Google has officially announced just this week that its operating system for wearable devices, Android Wear, will now henceforth be called Wear OS. Many will no doubt notice that the name change involves basically just the removal of the word Android. The tech giant has made it clear that this move is by design, which will be explained shortly.
As pointed out by Dennis Trope, the director of product management of Wear OS at Google, it turns out that a third of new owners of wearable devices running on Android Wear are also existing users of Apple’s iPhone devices. So instead of having those smartwatch users feel like they are being tied to the Android label just because they are using an Android Wear wearable device, Google is essentially shifting to the rebranded name of Wear OS in order to be more inclusive -- in other words, Wear OS is for everybody, regardless of whether they are using Android or iOS handsets.
It is interesting to note that Google is announcing this bit of news more than a month ahead of its upcoming I/O developer conference (which is scheduled to happen in May of this year). The tech giant routinely makes its big software related announcements during its annual conference, but the company may have felt it was necessary to breaks the news as early as now.
Inevitably, many will be wondering if rebranding Android Wear is the right move for Google’s operating system for wearable devices. There is no denying that the worldwide market for wearables is growing. Of course, the Apple Watch deserves a lot of credit for helping people become more aware of smartwatches. Nearly a couple of weeks ago, it was reported that Apple’s smartwatch has now become the global leader in terms of wearables revenues, beating long time wearables king Fitbit (which recently unveiled the new Versa smartwatch), and Chinese electronics giant Xiaomi to the number one spot.
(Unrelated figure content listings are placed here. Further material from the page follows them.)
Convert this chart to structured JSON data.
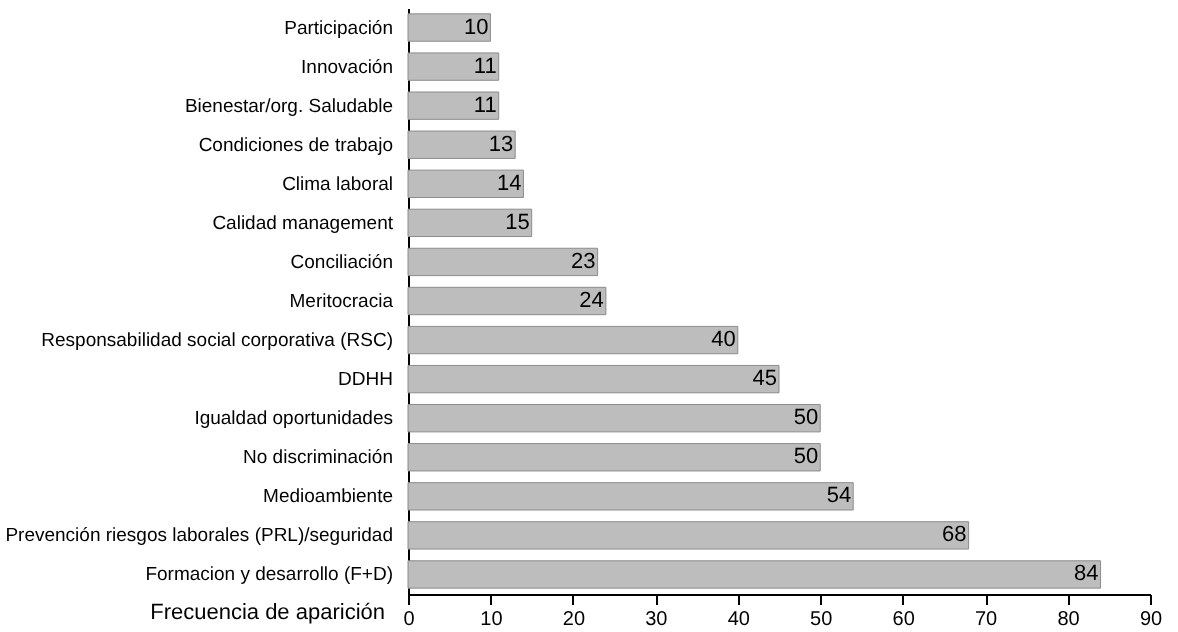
{
  "chart_data": {
    "type": "bar",
    "orientation": "horizontal",
    "categories": [
      "Participación",
      "Innovación",
      "Bienestar/org. Saludable",
      "Condiciones de trabajo",
      "Clima laboral",
      "Calidad management",
      "Conciliación",
      "Meritocracia",
      "Responsabilidad social corporativa (RSC)",
      "DDHH",
      "Igualdad oportunidades",
      "No discriminación",
      "Medioambiente",
      "Prevención riesgos laborales (PRL)/seguridad",
      "Formacion y desarrollo (F+D)"
    ],
    "values": [
      10,
      11,
      11,
      13,
      14,
      15,
      23,
      24,
      40,
      45,
      50,
      50,
      54,
      68,
      84
    ],
    "color": "#bdbdbd",
    "xlabel": "Frecuencia de aparición",
    "xlim": [
      0,
      90
    ],
    "xticks": [
      0,
      10,
      20,
      30,
      40,
      50,
      60,
      70,
      80,
      90
    ],
    "data_labels": true
  }
}
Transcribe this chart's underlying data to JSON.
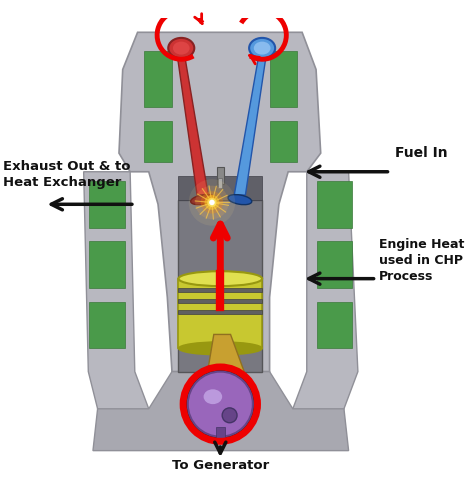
{
  "background_color": "#ffffff",
  "labels": {
    "exhaust": "Exhaust Out & to\nHeat Exchanger",
    "fuel": "Fuel In",
    "engine_heat": "Engine Heat\nused in CHP\nProcess",
    "generator": "To Generator"
  },
  "colors": {
    "engine_body": "#b8b8c0",
    "engine_mid": "#a8a8b0",
    "engine_dark": "#909098",
    "engine_inner": "#787880",
    "green_dark": "#3a7a3a",
    "green_mid": "#4a9a4a",
    "exhaust_valve": "#cc3333",
    "exhaust_dark": "#882222",
    "intake_valve": "#5599dd",
    "intake_dark": "#2255aa",
    "intake_light": "#88bbee",
    "piston_yellow": "#c8c830",
    "piston_dark": "#989810",
    "piston_light": "#e0e050",
    "conrod": "#c8a030",
    "conrod_dark": "#907020",
    "crankshaft": "#9966bb",
    "crank_dark": "#664488",
    "crank_light": "#bb99dd",
    "red_arrow": "#ee0000",
    "black": "#111111",
    "spark1": "#ffee88",
    "spark2": "#ffaa22",
    "spark3": "#ff6600"
  },
  "figsize": [
    4.74,
    4.88
  ],
  "dpi": 100
}
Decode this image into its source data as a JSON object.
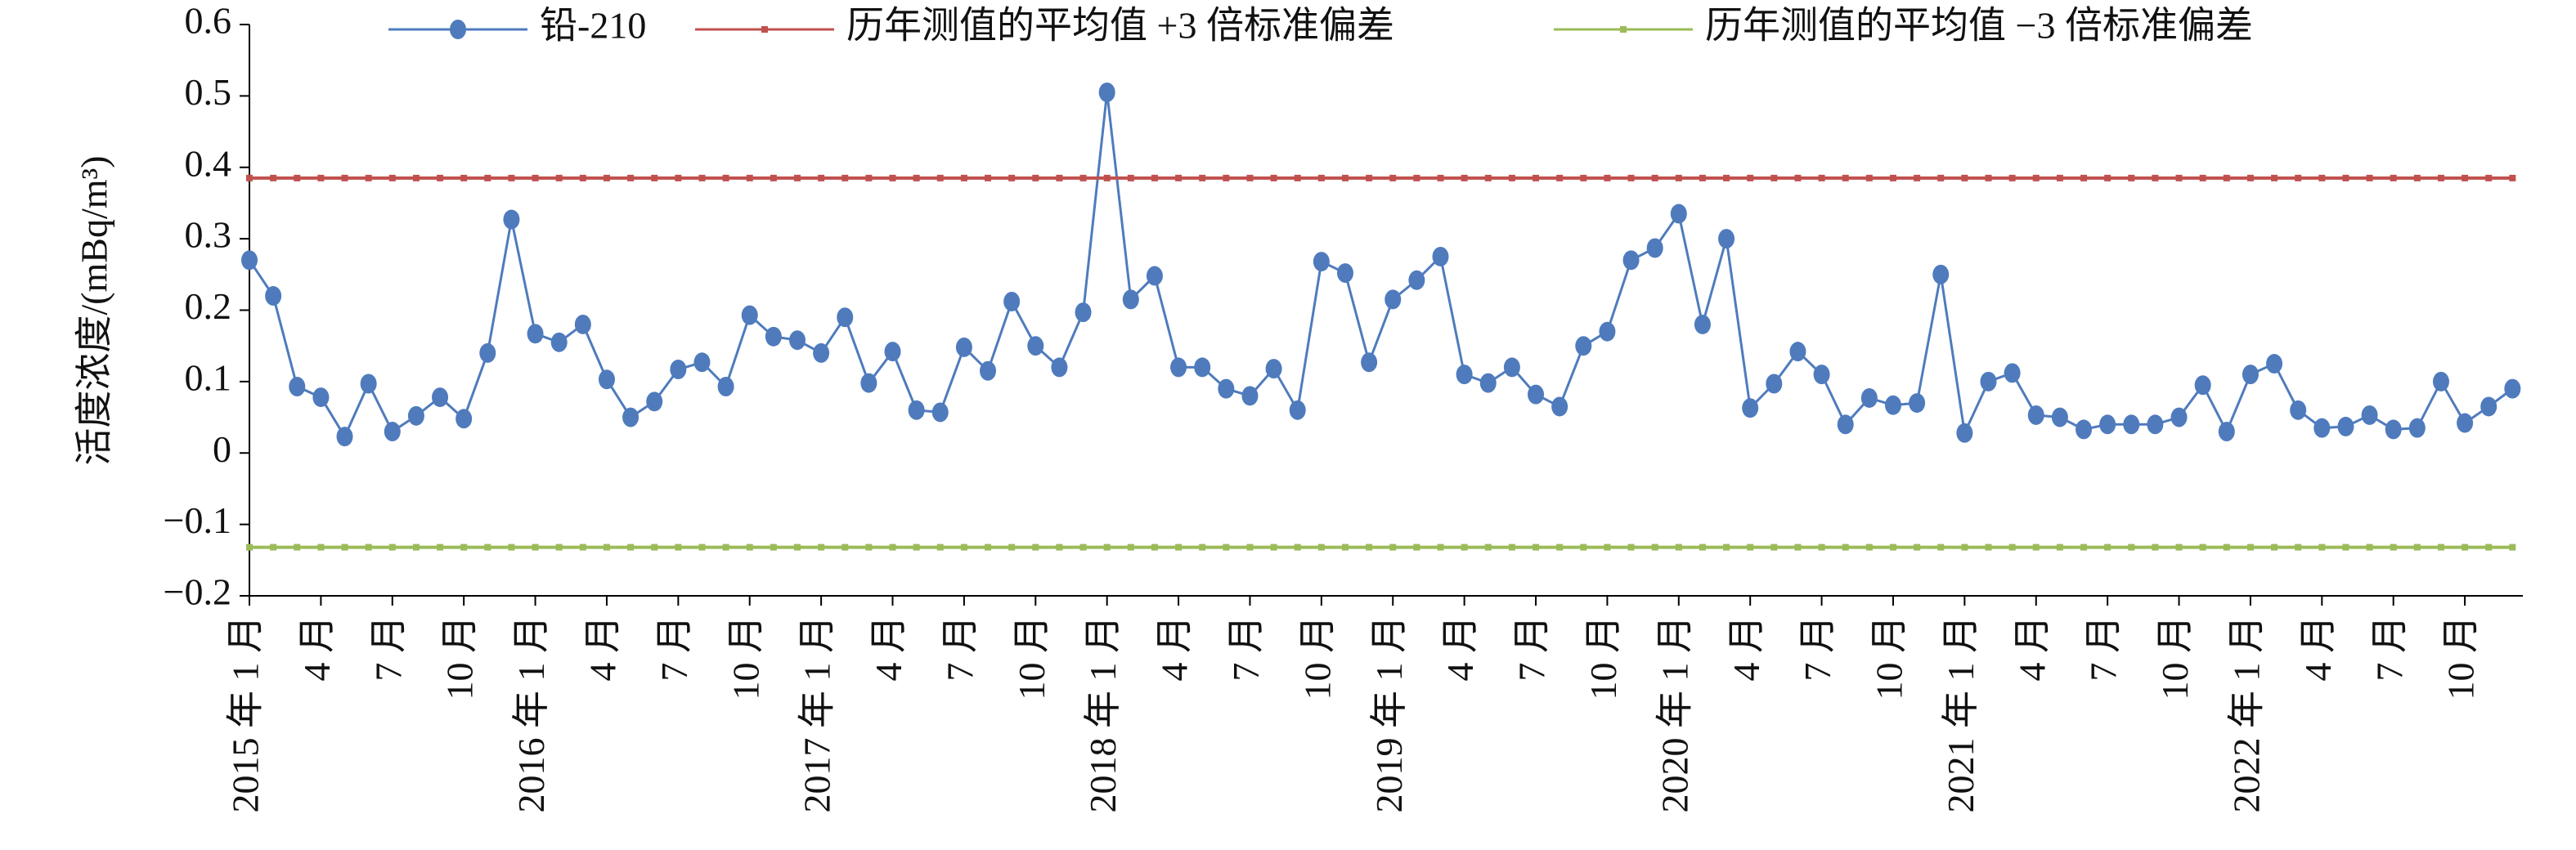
{
  "chart_data": {
    "type": "line",
    "y_label": "活度浓度/(mBq/m³)",
    "categories": [
      "2015 年 1 月",
      null,
      null,
      "4 月",
      null,
      null,
      "7 月",
      null,
      null,
      "10 月",
      null,
      null,
      "2016 年 1 月",
      null,
      null,
      "4 月",
      null,
      null,
      "7 月",
      null,
      null,
      "10 月",
      null,
      null,
      "2017 年 1 月",
      null,
      null,
      "4 月",
      null,
      null,
      "7 月",
      null,
      null,
      "10 月",
      null,
      null,
      "2018 年 1 月",
      null,
      null,
      "4 月",
      null,
      null,
      "7 月",
      null,
      null,
      "10 月",
      null,
      null,
      "2019 年 1 月",
      null,
      null,
      "4 月",
      null,
      null,
      "7 月",
      null,
      null,
      "10 月",
      null,
      null,
      "2020 年 1 月",
      null,
      null,
      "4 月",
      null,
      null,
      "7 月",
      null,
      null,
      "10 月",
      null,
      null,
      "2021 年 1 月",
      null,
      null,
      "4 月",
      null,
      null,
      "7 月",
      null,
      null,
      "10 月",
      null,
      null,
      "2022 年 1 月",
      null,
      null,
      "4 月",
      null,
      null,
      "7 月",
      null,
      null,
      "10 月",
      null,
      null
    ],
    "series": [
      {
        "name": "铅-210",
        "color": "#4f7bbd",
        "marker": "circle",
        "values": [
          0.27,
          0.22,
          0.093,
          0.078,
          0.023,
          0.097,
          0.03,
          0.052,
          0.078,
          0.048,
          0.14,
          0.327,
          0.167,
          0.155,
          0.18,
          0.103,
          0.05,
          0.072,
          0.117,
          0.127,
          0.093,
          0.193,
          0.163,
          0.158,
          0.14,
          0.19,
          0.098,
          0.142,
          0.06,
          0.057,
          0.148,
          0.115,
          0.212,
          0.15,
          0.12,
          0.197,
          0.505,
          0.215,
          0.248,
          0.12,
          0.12,
          0.09,
          0.08,
          0.118,
          0.06,
          0.268,
          0.252,
          0.127,
          0.215,
          0.242,
          0.275,
          0.11,
          0.098,
          0.12,
          0.082,
          0.065,
          0.15,
          0.17,
          0.27,
          0.287,
          0.335,
          0.18,
          0.3,
          0.063,
          0.097,
          0.142,
          0.11,
          0.04,
          0.077,
          0.067,
          0.07,
          0.25,
          0.028,
          0.1,
          0.112,
          0.053,
          0.05,
          0.033,
          0.04,
          0.04,
          0.04,
          0.05,
          0.095,
          0.03,
          0.11,
          0.125,
          0.06,
          0.035,
          0.037,
          0.053,
          0.033,
          0.035,
          0.1,
          0.042,
          0.065,
          0.09
        ]
      },
      {
        "name": "历年测值的平均值 +3 倍标准偏差",
        "color": "#c0504d",
        "marker": "square",
        "values": [
          0.385,
          0.385,
          0.385,
          0.385,
          0.385,
          0.385,
          0.385,
          0.385,
          0.385,
          0.385,
          0.385,
          0.385,
          0.385,
          0.385,
          0.385,
          0.385,
          0.385,
          0.385,
          0.385,
          0.385,
          0.385,
          0.385,
          0.385,
          0.385,
          0.385,
          0.385,
          0.385,
          0.385,
          0.385,
          0.385,
          0.385,
          0.385,
          0.385,
          0.385,
          0.385,
          0.385,
          0.385,
          0.385,
          0.385,
          0.385,
          0.385,
          0.385,
          0.385,
          0.385,
          0.385,
          0.385,
          0.385,
          0.385,
          0.385,
          0.385,
          0.385,
          0.385,
          0.385,
          0.385,
          0.385,
          0.385,
          0.385,
          0.385,
          0.385,
          0.385,
          0.385,
          0.385,
          0.385,
          0.385,
          0.385,
          0.385,
          0.385,
          0.385,
          0.385,
          0.385,
          0.385,
          0.385,
          0.385,
          0.385,
          0.385,
          0.385,
          0.385,
          0.385,
          0.385,
          0.385,
          0.385,
          0.385,
          0.385,
          0.385,
          0.385,
          0.385,
          0.385,
          0.385,
          0.385,
          0.385,
          0.385,
          0.385,
          0.385,
          0.385,
          0.385,
          0.385
        ]
      },
      {
        "name": "历年测值的平均值 −3 倍标准偏差",
        "color": "#9bbb59",
        "marker": "square",
        "values": [
          -0.132,
          -0.132,
          -0.132,
          -0.132,
          -0.132,
          -0.132,
          -0.132,
          -0.132,
          -0.132,
          -0.132,
          -0.132,
          -0.132,
          -0.132,
          -0.132,
          -0.132,
          -0.132,
          -0.132,
          -0.132,
          -0.132,
          -0.132,
          -0.132,
          -0.132,
          -0.132,
          -0.132,
          -0.132,
          -0.132,
          -0.132,
          -0.132,
          -0.132,
          -0.132,
          -0.132,
          -0.132,
          -0.132,
          -0.132,
          -0.132,
          -0.132,
          -0.132,
          -0.132,
          -0.132,
          -0.132,
          -0.132,
          -0.132,
          -0.132,
          -0.132,
          -0.132,
          -0.132,
          -0.132,
          -0.132,
          -0.132,
          -0.132,
          -0.132,
          -0.132,
          -0.132,
          -0.132,
          -0.132,
          -0.132,
          -0.132,
          -0.132,
          -0.132,
          -0.132,
          -0.132,
          -0.132,
          -0.132,
          -0.132,
          -0.132,
          -0.132,
          -0.132,
          -0.132,
          -0.132,
          -0.132,
          -0.132,
          -0.132,
          -0.132,
          -0.132,
          -0.132,
          -0.132,
          -0.132,
          -0.132,
          -0.132,
          -0.132,
          -0.132,
          -0.132,
          -0.132,
          -0.132,
          -0.132,
          -0.132,
          -0.132,
          -0.132,
          -0.132,
          -0.132,
          -0.132,
          -0.132,
          -0.132,
          -0.132,
          -0.132,
          -0.132
        ]
      }
    ],
    "ylim": [
      -0.2,
      0.6
    ],
    "yticks": [
      {
        "value": -0.2,
        "label": "−0.2"
      },
      {
        "value": -0.1,
        "label": "−0.1"
      },
      0,
      0.1,
      0.2,
      0.3,
      0.4,
      0.5,
      0.6
    ],
    "grid": false,
    "legend": "top"
  }
}
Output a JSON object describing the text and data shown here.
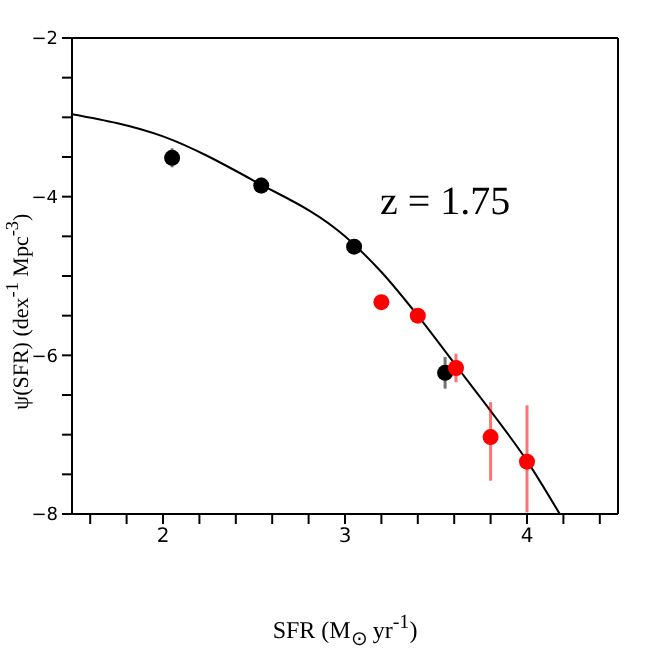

Can Android Wear, or more accurately, Wear OS, compete? The answer appears to be yes, at least for now. According to the Fossil Group, which manufactured several Android Wear powered smartwatch devices in 2017, it almost increased its wearables division by almost two fold to over $300 million last year, including a fifth of smartwatch sales during the final three months of 2017, as revealed by Greg McKelvey, the chief strategy and digital officer of the company.
But the road ahead will be tricky -- lest we forget, Apple has been pushing the limits of what a smartwatch can do lately, especially with the release of the Apple Watch Series 3, which comes with LTE connectivity. Samsung’s Gear S3 is also offering cellular capabilities, powered by the Tizen operating system. Needless to say, Wear OS definitely has its work cut out for it.